Delete docs via JDBC importer

Gang · March 24, 2017, 10:56am

Hi everyone. Would anyone advise how to delete a document through the jdbc importer? I use it to download documents from the Database. But when the object in the database is marked as deleted, it should no longer fall into the search. I certainly can add conditions to the search, but it will be a constantly working additional filter. So I'm looking for the possibility of deleting such documents. Can you help?

jprante · March 24, 2017, 12:56pm

Note, this is not really Elasticsearch related, you could also open an issue at my project page http://github.com/jprante/elasticsearch-jdbc

In JDBC importer, you can use the pseduo-column name _optype and set it to delete.

Example:

select ..., "delete" as _optype from ...

I do not recommend this in general because it may have dramatic effects on index segment organization, and because of deleted document markers in the segments, it mostly will require extra segment compaction from time to time via the forcemerge operation.

If there are many deleted documents, reindexing or timestamp-based index organization is much better.

Search filter are greatly optimized. It is not slower and more convenient to use a search filter.

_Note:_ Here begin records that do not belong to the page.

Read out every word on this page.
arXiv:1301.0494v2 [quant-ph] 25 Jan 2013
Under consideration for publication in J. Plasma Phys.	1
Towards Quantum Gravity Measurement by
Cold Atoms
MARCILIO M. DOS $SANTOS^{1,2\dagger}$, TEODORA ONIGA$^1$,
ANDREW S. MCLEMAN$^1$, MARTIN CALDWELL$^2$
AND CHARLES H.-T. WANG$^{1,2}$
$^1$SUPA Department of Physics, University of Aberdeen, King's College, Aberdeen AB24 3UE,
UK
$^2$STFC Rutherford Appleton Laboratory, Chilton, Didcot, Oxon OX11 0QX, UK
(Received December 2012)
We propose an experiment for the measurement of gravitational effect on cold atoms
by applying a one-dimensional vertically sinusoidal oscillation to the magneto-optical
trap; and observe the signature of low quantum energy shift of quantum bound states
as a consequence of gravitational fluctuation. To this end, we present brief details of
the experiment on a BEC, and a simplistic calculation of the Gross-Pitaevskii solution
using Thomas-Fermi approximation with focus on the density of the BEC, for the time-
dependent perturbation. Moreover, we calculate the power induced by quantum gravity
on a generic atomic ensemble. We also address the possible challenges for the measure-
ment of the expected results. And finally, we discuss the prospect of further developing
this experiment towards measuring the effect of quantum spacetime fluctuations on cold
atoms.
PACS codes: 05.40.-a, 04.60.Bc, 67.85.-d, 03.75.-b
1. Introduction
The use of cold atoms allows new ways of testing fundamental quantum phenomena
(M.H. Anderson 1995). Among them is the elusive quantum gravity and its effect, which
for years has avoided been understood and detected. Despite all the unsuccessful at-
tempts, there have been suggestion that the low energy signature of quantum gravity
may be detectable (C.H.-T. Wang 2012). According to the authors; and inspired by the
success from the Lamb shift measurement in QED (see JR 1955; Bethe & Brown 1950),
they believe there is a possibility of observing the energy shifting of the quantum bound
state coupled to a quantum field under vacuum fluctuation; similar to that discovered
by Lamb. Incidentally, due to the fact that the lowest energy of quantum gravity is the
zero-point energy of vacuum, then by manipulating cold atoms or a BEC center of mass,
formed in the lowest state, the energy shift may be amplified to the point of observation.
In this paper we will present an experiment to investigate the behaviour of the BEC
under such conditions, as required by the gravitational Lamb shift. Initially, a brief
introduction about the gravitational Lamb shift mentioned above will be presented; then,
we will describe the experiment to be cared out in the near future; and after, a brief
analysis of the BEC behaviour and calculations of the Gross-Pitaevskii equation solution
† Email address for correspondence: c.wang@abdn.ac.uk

Gang · March 24, 2017, 1:05pm

Thanks for the answer. I remember the query filter as a last resort. But I have few such documents, so I'm not afraid of fragmentation. For me, the bigger problem is the appearance of these documents in the sample.

Gang · March 29, 2017, 11:00am

Hello again! Can you please tell me where I can read about other options for _optype and how they work.

Btw faced with problem fix the number of threads continue to grow problem by cxfly · Pull Request #944 · jprante/elasticsearch-jdbc · GitHub last night. It was cool to have a patch for it, but dont you paln to update the release. It seems pretty dated for now.

jprante · March 29, 2017, 10:31pm

The pull request is just a small work around, there is a 5.x branch of JDBC importer with completely rewritten code, which is half ready, and not feature complete.

You are correct, release state for 2.x is pretty dated. I don't have enough time to spend on my leisure time projects, only from time to time. Currently I do not plan to do any 2.x based releases any more, instead I want to focus on 5.x. Maybe a last bug fix release.

jprante · March 29, 2017, 10:42pm

I did not document it. The reason is that mixing _optype in ES 2.x bulk actions does not always work well, you may lose data in ES index unintentionally etc. so I really do not recommend using it. If JDBC importer was a tool to lose data, I could be made responsible for data loss and this would be dramatic. I also tried to block SQL delete statements by making it difficult to not use a read-only DB connection etc. for good reason, only to protect existing data.

system · April 26, 2017, 10:42pm

This topic was automatically closed 28 days after the last reply. New replies are no longer allowed.